APPEAL from an order of
the circuit court for Polk County:
ROBERT H. RASMUSSEN, Judge.
Affirmed.
Before Cane, P.J.,
LaRocque and Myse, JJ.
PER
CURIAM. The New Lagoon Campground Condominium Association
appeals a trial court order that upheld a land use decision of the Polk County
Board of Adjustment. New Lagoon sought
certiorari review to overturn the Board's denial of its request for an area
variance for the local shoreline set-back requirements for structures. The association's members wanted to build
storage sheds for housing boating equipment within the seventy-five foot
shoreline set-back restriction, citing the fact that the land stood only
forty-feet deep and would not accommodate the seventy-five-foot set-back
restriction.
On certiorari review,
the trial court properly upheld the Board's zoning decision if the Board (1)

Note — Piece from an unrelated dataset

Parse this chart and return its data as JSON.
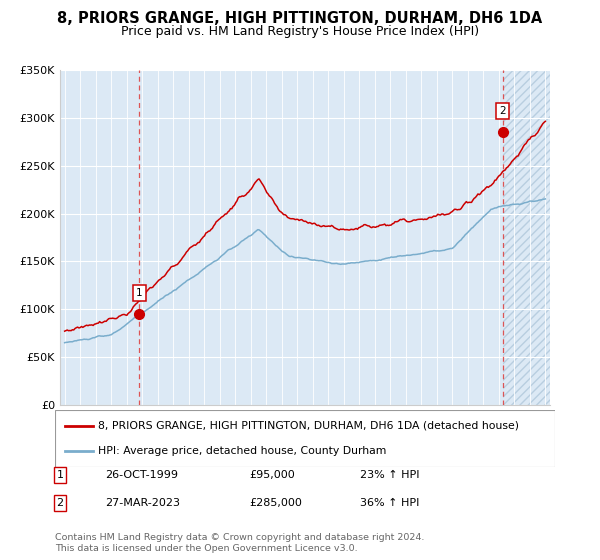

acted within its jurisdiction, (2) properly applied the law,
(3) reasonably evaluated the evidence, and (4) issued a nonarbitrary,
nonoppressive, reasonable decision. Snyder
v. Waukesha County Zoning Board, 74 Wis.2d 468, 475, 247 N.W.2d 98, 102
(1976). New Lagoon argues that the
Board had an obligation to grant it a set-back variance to build storage sheds
adjacent to the grandfathered, set-back breaching trailers that the
association's members already kept on the land. We reject this argument and therefore uphold the Board's
decision.
The Board had a
reasonable basis to deny New Lagoon a storage shed, set-back variance. Variances are proper for unnecessary
hardships. See Snyder,
74 Wis.2d at 474, 247 N.W.2d at 102.
Zoning authorities grant them whenever land would otherwise have no
other feasible use. Id. Put another way, zoning authorities may
exempt landowners if zoning restrictions are unreasonably burdensome. Id. at 475, 247 N.W.2d at
102. Here, New Lagoon failed this
standard. Its members did not need the
storage sheds to make use of the land.
They could enjoy the recreational nature of the land without the storage
sheds and the items such structures would house. Further, Board meeting participants identified feasible
alternative storage arrangements. In
sum, New Lagoon has not shown that the Board's set-back variance denial was
arbitrary or unsupported by the evidence.
By the Court.—Order
affirmed.
This opinion will not be
published. See Rule 809.23(1)(b)5, Stats.